Attention Small Practices: CMS has finalized a different weighted system for small practices (groups of 15 and under), as well as those in rural areas:
- Reporting of one medium-weighted activity would result in 20 points.
- Reporting of two medium-weighted activities would result in 40 points.
- Reporting of one high-weighted activity would result in 40 points.
- Reporting of one medium-weighted activity would result in 20 points.
How do I report these activities to receive credit?
You can log in and attest to these activities on CMS’ Quality Payment Program website.

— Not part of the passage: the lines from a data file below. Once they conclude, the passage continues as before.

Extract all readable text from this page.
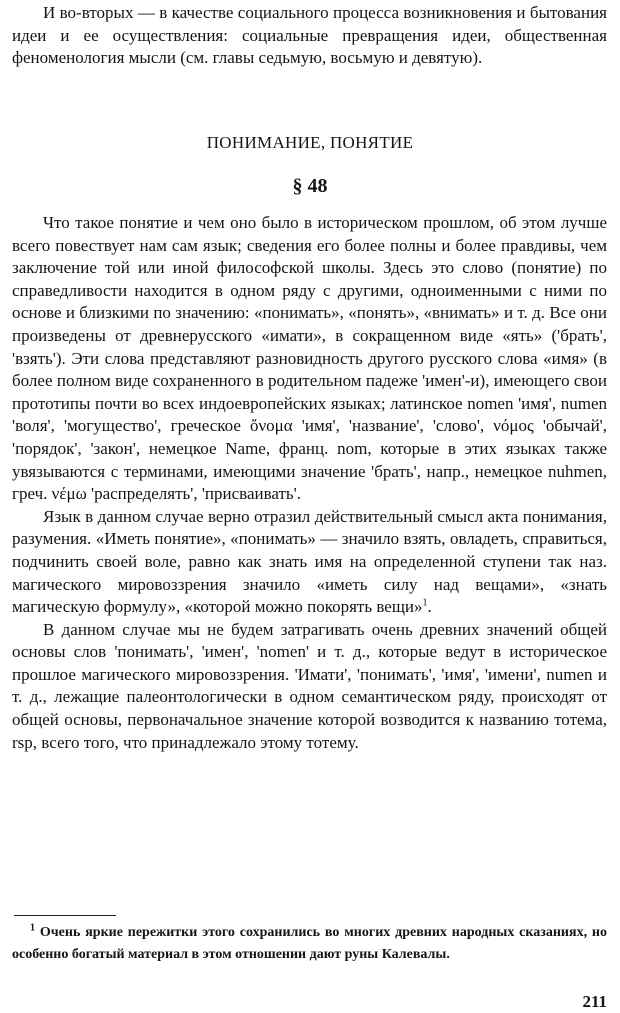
И во-вторых — в качестве социального процесса возникновения и бытования идеи и ее осуществления: социальные превращения идеи, общественная феноменология мысли (см. главы седьмую, восьмую и девятую).

ПОНИМАНИЕ, ПОНЯТИЕ
§ 48

Что такое понятие и чем оно было в историческом прошлом, об этом лучше всего повествует нам сам язык; сведения его более полны и более правдивы, чем заключение той или иной философской школы. Здесь это слово (понятие) по справедливости находится в одном ряду с другими, одноименными с ними по основе и близкими по значению: «понимать», «понять», «внимать» и т. д. Все они произведены от древнерусского «имати», в сокращенном виде «ять» ('брать', 'взять'). Эти слова представляют разновидность другого русского слова «имя» (в более полном виде сохраненного в родительном падеже 'имен'-и), имеющего свои прототипы почти во всех индоевропейских языках; латинское nomen 'имя', numen 'воля', 'могущество', греческое ὄνομα 'имя', 'название', 'слово', νόμος 'обычай', 'порядок', 'закон', немецкое Name, франц. nom, которые в этих языках также увязываются с терминами, имеющими значение 'брать', напр., немецкое nuhmen, греч. νέμω 'распределять', 'присваивать'.

Язык в данном случае верно отразил действительный смысл акта понимания, разумения. «Иметь понятие», «понимать» — значило взять, овладеть, справиться, подчинить своей воле, равно как знать имя на определенной ступени так наз. магического мировоззрения значило «иметь силу над вещами», «знать магическую формулу», «которой можно покорять вещи»$^1$.

В данном случае мы не будем затрагивать очень древних значений общей основы слов 'понимать', 'имен', 'nomen' и т. д., которые ведут в историческое прошлое магического мировоззрения. 'Имати', 'понимать', 'имя', 'имени', numen и т. д., лежащие палеонтологически в одном семантическом ряду, происходят от общей основы, первоначальное значение которой возводится к названию тотема, rsp, всего того, что принадлежало этому тотему.

$^1$ Очень яркие пережитки этого сохранились во многих древних народных сказаниях, но особенно богатый материал в этом отношении дают руны Калевалы.

211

Please check out GIQuIC to learn how to complete this via a CMS-certified QCDR.
Improvement Activities performance category: Scoring Examples
A solo practitioner attests to 2 “medium” weight Improvement Activities. This performance already meets the 15 point “performance threshold” for 2018 to avoid a payment reduction in 2020.
(2 medium-weighted activities x 20 points) or 40 out of 40 possible points. The weight of the Improvement Activity performance category is 15%. Thus 40/40 x 15 = 15 points toward the total MIPS score.
**Combined with the 5 point bonus for small practices and/or performance in other categories, the solo practitioner could earn points toward a MIPS payment bonus**
A group of 26 MIPS-eligible physicians attests to two activities: 1 medium-weighted activity and 1 high-weighted activity. The group would receive 30 points for the Improvement Activities performance category, which is weighted 15% of the total MIPS composite score. This performance alone does not meet the 15 point performance threshold for 2018, and could result in a payment reduction in 2020 without submitting additional performance data in other MIPS performance categories.
(1 medium-weight activity X 10 points) + (1 high-weight activity X 20 points) or 30 out of 40 possible points. The weight of the Improvement Activity performance category is 15%. Thus 30/40 x 15 = 11.25 points toward the total MIPS score.